O marco da estratégia foi o lançamento pela OPAS/OMS, em 1999, da Iniciativa Regional dos Observatórios de Recursos Humanos em Saúde, em evento realizado em Santiago, no Chile, com o objetivo de monitorar o impacto das reformas do setor saúde na força de trabalho.


A implantação e consolidação da Rede se insere na macropolítica da OMS que, em 2006, calculou que existem cerca de 59 milhões de profissionais de saúde assalariados em regime de tempo integral no mundo inteiro (profissionais da área da saúde, administradores em saúde e profissionais de apoio), e mais de 21,7 milhões (31,6%) deles residem nas Américas. Atualmente, há cerca de 57 países no mundo inteiro com escassez crítica de recursos humanos de saúde, com um total de 2,4 milhões de médicos, enfermeiras e parteiras.

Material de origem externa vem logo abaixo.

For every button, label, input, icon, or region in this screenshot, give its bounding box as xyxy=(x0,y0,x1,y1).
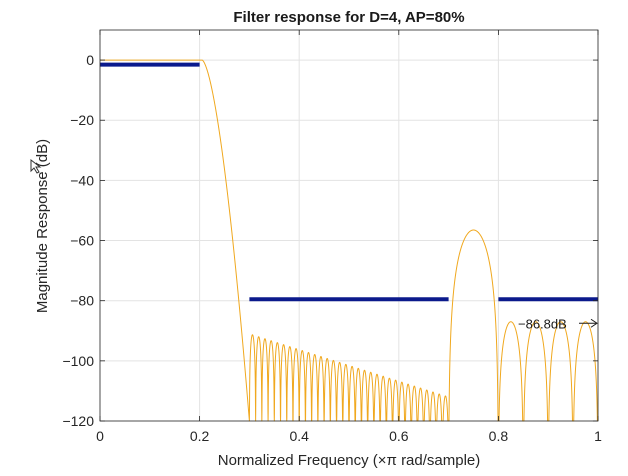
spec-mask-lines xyxy=(100,62,598,302)
x-tick-label: 0.4 xyxy=(289,428,309,444)
x-axis-label: Normalized Frequency (×π rad/sample) xyxy=(218,452,481,469)
y-axis-ticks: 0 −20 −40 −60 −80 −100 −120 xyxy=(62,52,598,429)
stopband-annotation: −86.8dB xyxy=(518,316,598,331)
chart-title: Filter response for D=4, AP=80% xyxy=(233,9,464,26)
x-axis-ticks: 0 0.2 0.4 0.6 0.8 1 xyxy=(96,30,602,444)
y-tick-label: 0 xyxy=(86,52,94,68)
y-tick-label: −20 xyxy=(70,112,94,128)
axes-box xyxy=(99,29,599,422)
x-tick-label: 0.2 xyxy=(190,428,210,444)
y-tick-label: −100 xyxy=(62,353,94,369)
x-tick-label: 1 xyxy=(594,428,602,444)
annotation-label: −86.8dB xyxy=(518,316,567,331)
y-axis-label: Magnitude Response (dB) xyxy=(34,139,51,313)
y-tick-label: −120 xyxy=(62,413,94,429)
axes-background xyxy=(100,30,598,421)
arrow-icon xyxy=(590,318,598,328)
x-tick-label: 0 xyxy=(96,428,104,444)
y-tick-label: −40 xyxy=(70,172,94,188)
x-tick-label: 0.6 xyxy=(389,428,409,444)
y-tick-label: −60 xyxy=(70,233,94,249)
plot-area: −86.8dB 0 0.2 0.4 0.6 0.8 1 0 −20 −40 −60 −80 −100… xyxy=(62,29,602,444)
mouse-cursor-icon xyxy=(30,158,42,174)
y-tick-label: −80 xyxy=(70,293,94,309)
x-tick-label: 0.8 xyxy=(489,428,509,444)
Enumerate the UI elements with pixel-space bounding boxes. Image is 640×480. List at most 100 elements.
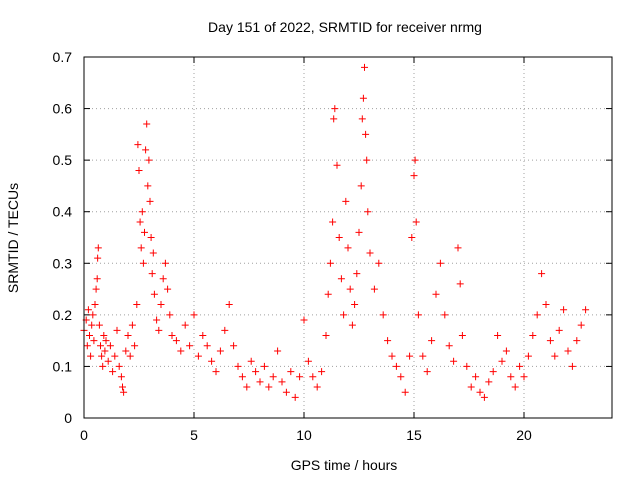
data-point	[122, 347, 130, 355]
data-point	[573, 337, 581, 345]
data-point	[419, 352, 427, 360]
data-point	[324, 290, 332, 298]
data-point	[230, 342, 238, 350]
data-point	[408, 234, 416, 241]
data-point	[344, 244, 352, 252]
y-tick-label: 0.1	[53, 358, 73, 374]
data-point	[99, 362, 107, 370]
data-point	[98, 352, 106, 360]
data-point	[362, 130, 370, 138]
data-points	[80, 63, 590, 401]
data-point	[318, 368, 326, 376]
y-tick-label: 0.4	[53, 204, 73, 220]
data-point	[147, 234, 155, 241]
data-point	[524, 352, 532, 360]
data-point	[102, 337, 110, 345]
data-point	[560, 306, 568, 314]
data-point	[335, 234, 343, 241]
data-point	[95, 321, 103, 329]
data-point	[119, 383, 126, 391]
data-point	[109, 368, 117, 376]
data-point	[384, 337, 392, 345]
data-point	[551, 352, 559, 360]
x-tick-label: 0	[80, 427, 88, 443]
data-point	[126, 352, 134, 360]
y-tick-label: 0	[64, 410, 72, 426]
data-point	[538, 270, 546, 278]
data-point	[322, 331, 330, 339]
data-point	[353, 270, 361, 278]
data-point	[309, 373, 317, 381]
data-point	[164, 285, 172, 293]
data-point	[90, 337, 98, 345]
data-point	[265, 383, 273, 391]
data-point	[274, 347, 282, 355]
data-point	[104, 357, 112, 365]
data-point	[577, 321, 585, 329]
data-point	[358, 115, 366, 123]
data-point	[542, 301, 550, 309]
data-point	[143, 120, 151, 128]
data-point	[117, 373, 125, 381]
x-tick-label: 15	[406, 427, 422, 443]
data-point	[194, 352, 202, 360]
data-point	[93, 275, 101, 283]
data-point	[142, 146, 150, 154]
data-point	[149, 249, 157, 257]
data-point	[148, 270, 156, 278]
y-axis-label: SRMTID / TECUs	[5, 183, 21, 293]
data-point	[406, 352, 414, 360]
data-point	[412, 218, 420, 226]
data-point	[436, 259, 444, 267]
data-point	[346, 285, 354, 293]
data-point	[340, 311, 348, 319]
data-point	[150, 290, 158, 298]
data-point	[208, 357, 216, 365]
data-point	[313, 383, 321, 391]
data-point	[330, 115, 338, 123]
data-point	[489, 368, 497, 376]
data-point	[507, 373, 515, 381]
data-point	[287, 368, 295, 376]
data-point	[83, 342, 91, 350]
data-point	[177, 347, 185, 355]
data-point	[94, 254, 102, 262]
data-point	[89, 311, 97, 319]
data-point	[329, 218, 337, 226]
data-point	[97, 342, 104, 350]
data-point	[186, 342, 194, 350]
data-point	[379, 311, 387, 319]
data-point	[181, 321, 189, 329]
data-point	[351, 301, 359, 309]
data-point	[86, 331, 93, 339]
data-point	[485, 378, 493, 386]
data-point	[445, 342, 453, 350]
data-point	[296, 373, 304, 381]
x-tick-label: 5	[190, 427, 198, 443]
data-point	[432, 290, 440, 298]
data-point	[282, 388, 290, 396]
data-point	[476, 388, 484, 396]
data-point	[203, 342, 211, 350]
data-point	[278, 378, 286, 386]
data-point	[564, 347, 572, 355]
data-point	[225, 301, 233, 309]
data-point	[348, 321, 356, 329]
data-point	[359, 94, 367, 102]
data-point	[131, 342, 139, 350]
data-point	[111, 352, 119, 360]
data-point	[221, 326, 229, 334]
x-axis-label: GPS time / hours	[291, 457, 398, 473]
data-point	[260, 362, 268, 370]
data-point	[529, 331, 537, 339]
data-point	[146, 197, 154, 205]
grid	[84, 57, 612, 418]
data-point	[331, 105, 339, 113]
data-point	[342, 197, 350, 205]
data-point	[252, 368, 260, 376]
data-point	[533, 311, 541, 319]
data-point	[100, 331, 108, 339]
data-point	[520, 373, 528, 381]
data-point	[133, 301, 141, 309]
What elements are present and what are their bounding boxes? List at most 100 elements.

Com o aumento da concorrência por recursos humanos escassos, a migração internacional dos profissionais de saúde provavelmente se intensificará nos próximos anos, levando à desestabilização adicional da força de trabalho em países menos desenvolvidos.

 

Há um consenso global sobre a existência de uma crise de recursos humanos em saúde e, ao mesmo tempo, uma certeza sobre a urgência de um esforço coletivo para lidar com as conseqüências desse fato. Apesar da elevada captação de recursos financeiros por parte da comunidade internacional para controlar a propagação de agravos à saúde, existem sérias preocupações de que esses investimentos não atinjam os resultados esperados se não forem adotadas ações sistemáticas para estabilizar a força de trabalho. O Plano Regional de RH em Saúde, 2007-2015, é uma resposta às pressões observadas.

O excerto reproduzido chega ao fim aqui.